“Is It Time To Ban Computers From Classrooms?” asks the title of an NPR blog post by Tania Lombrozo. Her post is a mostly accurate summary of a new working paper by Carter, Greenberg and Walker: “The Impact of Computer Usage on Academic Performance: Evidence from a Randomized Trial at the United States Military Academy” reporting the results of a study conducted in Spring 2015 and Fall 2015 with 726 West Point students taking an introductory Economics course.
The punchline of the paper is that allowing laptop or tablet computers in the classroom lowered final exam scores by 0.18 standard deviation (1.7% – the mean was 72% with a standard deviation of 9%). The students were randomly assigned to sections, and each professor taught both a section that allowed computer use and a section that banned computer use. All sections took the same final exam, that included multiple choice, short answer, and essay questions. The authors could thus account for professor effect, GPA, and student self-selection, making this truly a randomized controlled study.
The authors argue that the size of the negative effect of computer use could be considerably larger in other college or university settings. The class size at West Point is capped at 18 students per section, and professors are expected to interact with all the students in a class session. West Point students may be more motivated because their overall grades and class rank affect their priority for post-graduation postings, and they are subject to discipline for inappropriate classroom behavior. At other colleges or universities, students in larger classes may may have less motivation to stay on task and experience greater temptation to engage in distracting computer use.
The study methodology and data analysis look really solid. These conclusions are in agreement with previous studies that all reported a negative effect of computer use on student performance. But I say these studies are misdirected.
I’ll start with key details of this study. The authors had 2 different “treatments” in the computer use category, in addition to the sections that completely banned computer use. Some sections had no restrictions on use of laptops or tablets. Other section allowed only tablets (iPads), that had to stay flat on the desktop during class. In lieu of measuring actual student computer use, the professors monitored and recorded student computer use during 3 class sessions over the course of the semester. In the sections that allowed unrestricted computer use, 80% of students used a laptop or tablet during at least 1 of the 3 class session. In the sections that restricted use to tablets that had to stay flat on the desk, only 40% of students used a tablet in at least 1 of the 3 class sessions. Despite the disparity in observed computer use in the two treatments, the supposed negative effect of computer use was indistinguishable (0.18 vs 0.17 standard deviations).

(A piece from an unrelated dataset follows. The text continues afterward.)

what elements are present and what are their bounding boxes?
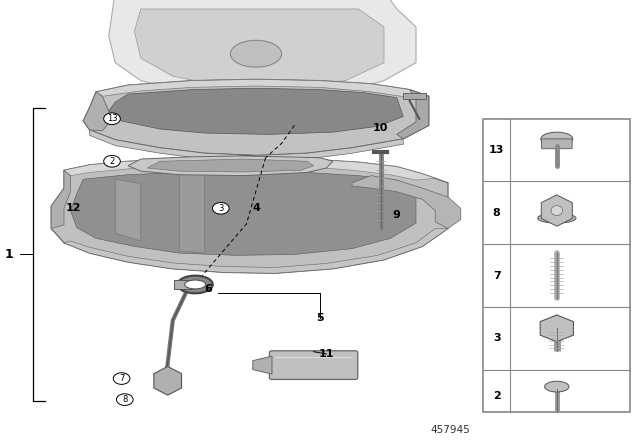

Another key detail is that the negative effect was observed only with the multiple-choice and short-answer questions that were machine-graded. The grades on the essay questions, graded by the professors, were the same between banned, restricted, and unrestricted computer use sections. Although the authors discount the essay question grades as being subjective, they do acknowledge that the essay questions addressed higher-order conceptual thinking than the multiple-choice and short answer questions.
If computer usage is detrimental, why doesn’t it scale with the amount of usage, and why does it not affect higher-order conceptual thinking?
Of the course, the biggest problem with this study and others like it, is that the course did not integrate computers into their classroom lessons. The authors themselves admonish in their concluding paragraph:
We want to be clear that we cannot relate our results to a class where the laptop or tablet is used deliberately in classroom instruction, as these exercises may boost a student’s ability to retain the material.
In other words, there was not a functional role for computers in these classrooms. Computers were irrelevant to learning – only 40% of students used a tablet in the tablet-restricted sections.
I argue that this and other such studies are tantamount to studying the effect of any potentially distracting, useless item in the classroom. The effect of pet rocks in the classroom. The effect of goldfish in the classroom. The effect of allowing eating candy in the classroom. There is no potential upside to having computers, or pet rocks, or goldfish, or candy in the classroom, if the lesson does not use any of these things. These studies are asking the wrong or irrelevant questions. What I’d really like to see are studies of how students using computers can enhance mastering of particular learning objectives, compared to other methods.
So by all means, if you are teaching in a way that has no use for computers, ban them. But in this information age, I prefer to challenge my students to explore, analyze, evaluate, create, and communicate with the universe of information and computing tools now available to them.